Ajahn Pasanno is a Theravada Buddhist monk and abbot of Abhayagiri Monastery in California. He moved to the United States on New Year's Eve 1997 to share the abbotship with Ajahn Amaro. When Ajahn Amaro departed for Amaravati Buddhist Monastery in England in 2010, Ajahn Pasanno became sole abbot. He teaches within the Forest Tradition of Thai Buddhism and offers talks and retreats at Abhayagiri.
Pasanno's teaching is grounded in the Thai Forest framing of practice. Anapanasati at the center, the brahmaviharas as steady companions, the four foundations of mindfulness as the working ground, and the gradual training as the structure that holds all of it together. He emphasizes sila as foundational, not as preliminary, and treats the training rules of the Vinaya as actual practice instruction rather than as monastic technicalities lay practitioners can ignore. His talks tend to be unhurried and conversational, drawing freely on his training under Ajahn Chah, on the suttas, and on practical observation of how practice unfolds across decades. He's particularly skilled at meeting lay practitioners where they actually are, treating the householder context as a real condition for practice rather than as an inferior version of monastic life. Recurring themes include the relationship between samadhi and panna, the role of contemplating not-self across the three characteristics, and the slow, sustained development of patience and contentment that the Forest tradition treats as practice in its own right. Across decades of teaching at Abhayagiri and on retreats internationally, Pasanno has been one of the steady voices arguing that the Thai Forest tradition has something essential to offer Western practice that other lineages don't replicate. The renunciate framing, the seriousness about Vinaya, and the patient rhythm of monastic life carry a particular shape of teaching that lay-only contexts can't quite reach, and his work has been to translate that shape into a form lay practitioners can actually use.
Ajahn Pasanno is a Canadian-born Theravada bhikkhu in the Thai Forest tradition and one of the most senior Western monastics in the lineage of Ajahn Chah. Born in 1949 in Manitoba, he traveled to Thailand in 1973, took higher ordination in 1974 under Phra Khru Ñanasirivatana, and trained directly under Ajahn Chah at Wat Pah Pong. He served for many years at Wat Pah Nanachat, the international forest monastery in Thailand, and was its abbot for two decades.

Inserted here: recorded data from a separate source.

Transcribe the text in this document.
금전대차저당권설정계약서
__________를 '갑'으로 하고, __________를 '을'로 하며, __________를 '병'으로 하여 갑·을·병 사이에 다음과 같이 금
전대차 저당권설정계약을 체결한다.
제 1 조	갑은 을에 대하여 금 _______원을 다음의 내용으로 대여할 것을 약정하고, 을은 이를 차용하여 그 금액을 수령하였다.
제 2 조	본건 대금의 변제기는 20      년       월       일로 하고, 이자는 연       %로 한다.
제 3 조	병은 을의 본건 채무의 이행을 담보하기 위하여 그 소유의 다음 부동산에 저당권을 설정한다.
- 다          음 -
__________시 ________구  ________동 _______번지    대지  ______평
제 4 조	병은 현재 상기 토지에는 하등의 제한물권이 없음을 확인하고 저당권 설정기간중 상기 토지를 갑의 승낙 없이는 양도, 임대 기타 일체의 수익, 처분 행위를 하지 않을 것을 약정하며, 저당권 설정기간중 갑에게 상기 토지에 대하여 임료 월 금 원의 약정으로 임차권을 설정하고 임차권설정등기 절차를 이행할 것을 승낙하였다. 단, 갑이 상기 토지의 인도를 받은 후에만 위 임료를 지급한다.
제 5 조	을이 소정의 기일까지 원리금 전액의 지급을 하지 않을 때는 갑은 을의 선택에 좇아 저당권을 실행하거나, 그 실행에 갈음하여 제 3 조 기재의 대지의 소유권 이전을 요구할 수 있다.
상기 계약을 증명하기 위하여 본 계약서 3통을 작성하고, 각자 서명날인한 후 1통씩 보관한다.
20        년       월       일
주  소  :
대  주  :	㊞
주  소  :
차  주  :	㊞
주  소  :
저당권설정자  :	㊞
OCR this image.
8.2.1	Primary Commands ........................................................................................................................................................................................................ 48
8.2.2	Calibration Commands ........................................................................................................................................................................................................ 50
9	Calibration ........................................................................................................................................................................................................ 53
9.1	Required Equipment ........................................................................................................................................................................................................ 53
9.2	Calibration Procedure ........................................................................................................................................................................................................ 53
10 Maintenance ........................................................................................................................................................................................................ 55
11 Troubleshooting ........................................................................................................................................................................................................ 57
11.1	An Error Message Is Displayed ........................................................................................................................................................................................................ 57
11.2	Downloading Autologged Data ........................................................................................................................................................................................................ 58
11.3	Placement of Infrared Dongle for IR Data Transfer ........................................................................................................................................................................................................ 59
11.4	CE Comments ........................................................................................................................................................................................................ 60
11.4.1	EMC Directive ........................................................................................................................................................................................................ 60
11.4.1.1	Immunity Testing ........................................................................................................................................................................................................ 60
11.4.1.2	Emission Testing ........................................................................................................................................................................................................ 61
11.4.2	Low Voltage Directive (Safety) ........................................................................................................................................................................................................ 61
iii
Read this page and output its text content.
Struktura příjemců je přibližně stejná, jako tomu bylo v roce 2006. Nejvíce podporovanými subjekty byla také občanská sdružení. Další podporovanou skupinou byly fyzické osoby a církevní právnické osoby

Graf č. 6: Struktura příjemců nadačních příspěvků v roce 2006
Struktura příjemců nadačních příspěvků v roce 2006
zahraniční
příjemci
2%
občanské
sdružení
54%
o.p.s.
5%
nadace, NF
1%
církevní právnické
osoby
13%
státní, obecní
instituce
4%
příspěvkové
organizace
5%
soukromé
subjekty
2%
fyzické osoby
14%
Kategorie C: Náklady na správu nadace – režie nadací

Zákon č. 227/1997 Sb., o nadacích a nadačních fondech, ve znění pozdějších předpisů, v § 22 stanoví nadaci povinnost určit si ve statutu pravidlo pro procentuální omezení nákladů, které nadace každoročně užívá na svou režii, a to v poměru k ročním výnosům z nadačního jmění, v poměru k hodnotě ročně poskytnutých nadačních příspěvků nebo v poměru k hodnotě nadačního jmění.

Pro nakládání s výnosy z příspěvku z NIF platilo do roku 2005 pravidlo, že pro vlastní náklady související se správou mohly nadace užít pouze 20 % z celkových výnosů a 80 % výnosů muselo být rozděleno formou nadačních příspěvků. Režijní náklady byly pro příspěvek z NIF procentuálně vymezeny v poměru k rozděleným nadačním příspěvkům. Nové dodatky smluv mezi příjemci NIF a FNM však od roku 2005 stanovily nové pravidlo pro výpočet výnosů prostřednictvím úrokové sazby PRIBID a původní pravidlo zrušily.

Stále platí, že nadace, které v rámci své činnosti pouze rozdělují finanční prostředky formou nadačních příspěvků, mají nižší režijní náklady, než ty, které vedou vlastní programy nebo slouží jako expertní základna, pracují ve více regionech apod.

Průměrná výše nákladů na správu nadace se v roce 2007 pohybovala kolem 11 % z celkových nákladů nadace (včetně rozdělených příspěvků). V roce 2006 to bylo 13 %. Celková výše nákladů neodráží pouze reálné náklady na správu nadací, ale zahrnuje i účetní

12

In 1996 he came to the United States to help establish Abhayagiri Buddhist Monastery in Redwood Valley, California, alongside Ajahn Amaro, and he served as co-abbot and then abbot of Abhayagiri until his retirement from the abbotship in 2018. He continues to live and teach at Abhayagiri as the senior teacher in residence. His teaching is deeply rooted in classical Thai Forest practice: the suttas, the Vinaya, anapanasati, and the steady, patient training that characterizes the lineage. He's known for warmth, humor, and an unusual gift for making the renunciate side of practice feel reachable for lay practitioners. His talks are widely available through Abhayagiri's audio archive and on Dharma Seed, with thousands of recordings spanning decades of public teaching.
Pasanno is a fully ordained Theravada bhikkhu in the Thai Forest lineage of Ajahn Chah. He took higher ordination in 1974 in Thailand and trained directly under Ajahn Chah at Wat Pah Pong. He served as abbot of Wat Pah Nanachat from 1982 to 1995, then helped establish Abhayagiri Buddhist Monastery in California in 1996, where he served as co-abbot and then abbot until 2018. He continues to live and teach at Abhayagiri as senior teacher in residence.
At Abhayagiri retreats and on the broader insight retreat circuit, Pasanno teaches conventional Thai Forest practice. Long sittings, walking meditation, dharma talks, chanting in Pali and English, and substantial Q&A. The atmosphere is warm and traditional. He's accessible to questioners and works with practitioners practically. The teaching doesn't push novelty. It trusts the practice to do its work over time, with the right framing.